The third option being presented to the City Council is to “direct staff to study and report back on the potential benefits and concerns of adopting a “linkage fee” ordinance similar in concept to what is being contemplated in the City of Los Angeles.”
First of all, it ought to go without saying that any policy being contemplated by the City of Los Angeles ought to be rejected for that reason alone. That is a good government axiom on a par with the physician’s maxim to “First, do no harm.”
The theory behind linkage fees is that new residential and commercial developments create impacts that must be mitigated. For example, new commercial developments result in more jobs, and since people working those jobs need a place to live, then the government has to tax the development to offset the impact of the newly-created jobs. The linkage fee revenues flow to civilization’s least efficient, nimble and imaginative institution – government – which is supposed to use the money to devise affordable housing solutions.

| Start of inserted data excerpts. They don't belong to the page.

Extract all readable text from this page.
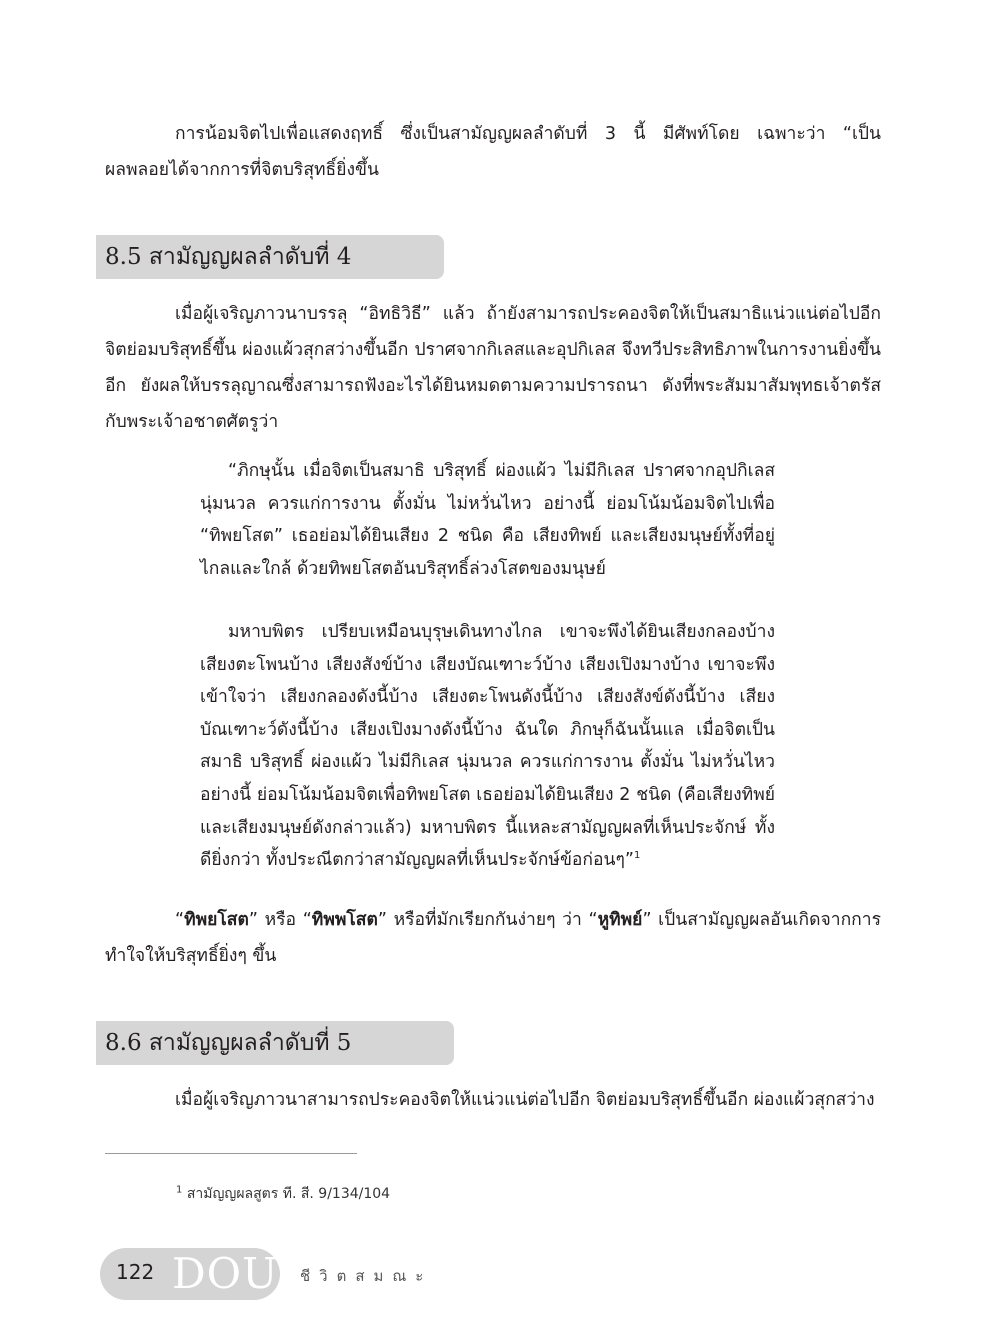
การน้อมจิตไปเพื่อแสดงฤทธิ์ ซึ่งเป็นสามัญญผลลำดับที่ 3 นี้ มีศัพท์โดย เฉพาะว่า “เป็นผลพลอยได้จากการที่จิตบริสุทธิ์ยิ่งขึ้น
8.5 สามัญญผลลำดับที่ 4
เมื่อผู้เจริญภาวนาบรรลุ “อิทธิวิธี” แล้ว ถ้ายังสามารถประคองจิตให้เป็นสมาธิแน่วแน่ต่อไปอีก จิตย่อมบริสุทธิ์ขึ้น ผ่องแผ้วสุกสว่างขึ้นอีก ปราศจากกิเลสและอุปกิเลส จึงทวีประสิทธิภาพในการงานยิ่งขึ้นอีก ยังผลให้บรรลุญาณซึ่งสามารถฟังอะไรได้ยินหมดตามความปรารถนา ดังที่พระสัมมาสัมพุทธเจ้าตรัสกับพระเจ้าอชาตศัตรูว่า
“ภิกษุนั้น เมื่อจิตเป็นสมาธิ บริสุทธิ์ ผ่องแผ้ว ไม่มีกิเลส ปราศจากอุปกิเลส นุ่มนวล ควรแก่การงาน ตั้งมั่น ไม่หวั่นไหว อย่างนี้ ย่อมโน้มน้อมจิตไปเพื่อ “ทิพยโสต” เธอย่อมได้ยินเสียง 2 ชนิด คือ เสียงทิพย์ และเสียงมนุษย์ทั้งที่อยู่ไกลและใกล้ ด้วยทิพยโสตอันบริสุทธิ์ล่วงโสตของมนุษย์
มหาบพิตร เปรียบเหมือนบุรุษเดินทางไกล เขาจะพึงได้ยินเสียงกลองบ้าง เสียงตะโพนบ้าง เสียงสังข์บ้าง เสียงบัณเฑาะว์บ้าง เสียงเปิงมางบ้าง เขาจะพึงเข้าใจว่า เสียงกลองดังนี้บ้าง เสียงตะโพนดังนี้บ้าง เสียงสังข์ดังนี้บ้าง เสียงบัณเฑาะว์ดังนี้บ้าง เสียงเปิงมางดังนี้บ้าง ฉันใด ภิกษุก็ฉันนั้นแล เมื่อจิตเป็นสมาธิ บริสุทธิ์ ผ่องแผ้ว ไม่มีกิเลส นุ่มนวล ควรแก่การงาน ตั้งมั่น ไม่หวั่นไหวอย่างนี้ ย่อมโน้มน้อมจิตเพื่อทิพยโสต เธอย่อมได้ยินเสียง 2 ชนิด (คือเสียงทิพย์และเสียงมนุษย์ดังกล่าวแล้ว) มหาบพิตร นี้แหละสามัญญผลที่เห็นประจักษ์ ทั้งดียิ่งกว่า ทั้งประณีตกว่าสามัญญผลที่เห็นประจักษ์ข้อก่อนๆ”$^1$
“ทิพยโสต” หรือ “ทิพพโสต” หรือที่มักเรียกกันง่ายๆ ว่า “หูทิพย์” เป็นสามัญญผลอันเกิดจากการทำใจให้บริสุทธิ์ยิ่งๆ ขึ้น
8.6 สามัญญผลลำดับที่ 5
เมื่อผู้เจริญภาวนาสามารถประคองจิตให้แน่วแน่ต่อไปอีก จิตย่อมบริสุทธิ์ขึ้นอีก ผ่องแผ้วสุกสว่าง
$^1$ สามัญญผลสูตร ที. สี. 9/134/104
122 DOU ชีวิตสมณะ
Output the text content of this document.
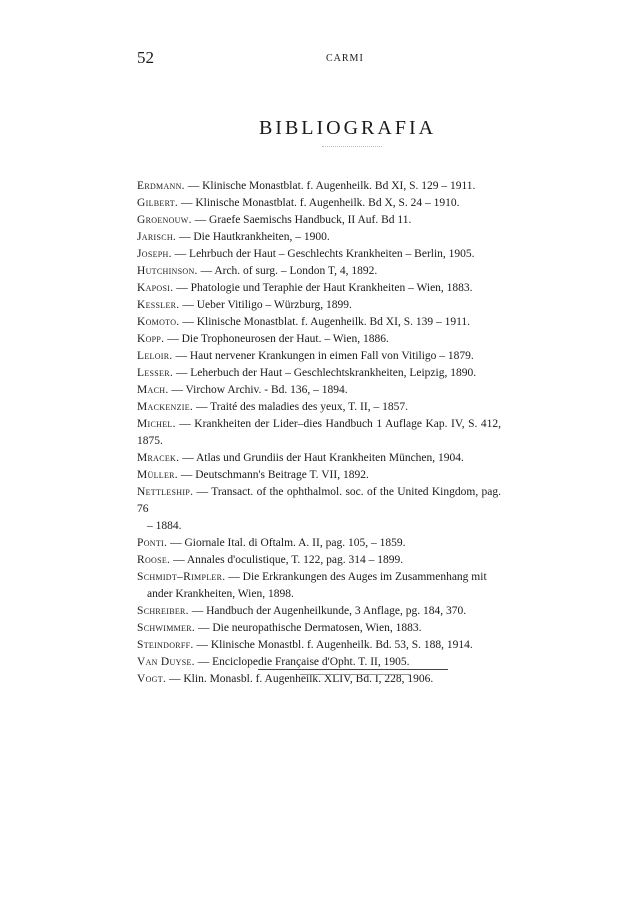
52	CARMI
BIBLIOGRAFIA
Erdmann. — Klinische Monastblat. f. Augenheilk. Bd XI, S. 129 – 1911.
Gilbert. — Klinische Monastblat. f. Augenheilk. Bd X, S. 24 – 1910.
Groenouw. — Graefe Saemischs Handbuck, II Auf. Bd 11.
Jarisch. — Die Hautkrankheiten, – 1900.
Joseph. — Lehrbuch der Haut – Geschlechts Krankheiten – Berlin, 1905.
Hutchinson. — Arch. of surg. – London T, 4, 1892.
Kaposi. — Phatologie und Teraphie der Haut Krankheiten – Wien, 1883.
Kessler. — Ueber Vitiligo – Würzburg, 1899.
Komoto. — Klinische Monastblat. f. Augenheilk. Bd XI, S. 139 – 1911.
Kopp. — Die Trophoneurosen der Haut. – Wien, 1886.
Leloir. — Haut nervener Krankungen in eimen Fall von Vitiligo – 1879.
Lesser. — Leherbuch der Haut – Geschlechtskrankheiten, Leipzig, 1890.
Mach. — Virchow Archiv. - Bd. 136, – 1894.
Mackenzie. — Traité des maladies des yeux, T. II, – 1857.
Michel. — Krankheiten der Lider–dies Handbuch 1 Auflage Kap. IV, S. 412, 1875.
Mracek. — Atlas und Grundiis der Haut Krankheiten München, 1904.
Müller. — Deutschmann's Beitrage T. VII, 1892.
Nettleship. — Transact. of the ophthalmol. soc. of the United Kingdom, pag. 76
– 1884.
Ponti. — Giornale Ital. di Oftalm. A. II, pag. 105, – 1859.
Roose. — Annales d'oculistique, T. 122, pag. 314 – 1899.
Schmidt–Rimpler. — Die Erkrankungen des Auges im Zusammenhang mit
ander Krankheiten, Wien, 1898.
Schreiber. — Handbuch der Augenheilkunde, 3 Anflage, pg. 184, 370.
Schwimmer. — Die neuropathische Dermatosen, Wien, 1883.
Steindorff. — Klinische Monastbl. f. Augenheilk. Bd. 53, S. 188, 1914.
Van Duyse. — Enciclopedie Française d'Opht. T. II, 1905.
Vogt. — Klin. Monasbl. f. Augenheilk. XLIV, Bd. I, 228, 1906.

Never mind the strangeness of “mitigating” business formation and housing development – things we all agree we need more of – by making them more expensive.
The linkage fee is considering would be up to $15 per square foot for new housing and up to $5 per square foot for commercial development. That would tack another $19,500 onto the price of a new 1,300 square foot, 2-bedroom, 2-bathroom condominium. In other words, linkage fees make consumers pay a higher price for homes than they otherwise would have, in order to fund local government endeavors in an area in which it has a poor track record: home building. It’s not as if local government’s are exempt from the same pernicious taxes and regulations that retards home building.
Then again, we’re talking about Los Angeles, where wasteful, counter-productive policy posturing is the coin of the realm.
But why would the Anaheim City Council want to import failure?
Inclusionary housing policies makes housing more expensive for the vast majority of affected homebuyers. Linkage fees simply jack up the cost of commercial and residential developments and channel that revenue into the least productive means of increasing the housing stock. If either of these options is able to command a majority of the Anaheim City Council tonight, it should explode the idea that is has a Republican majority in anything but name only. We’ll find out whether the “People’s Council” has a Republican majority, or consists of a progressive Democrat with GOP collaborators.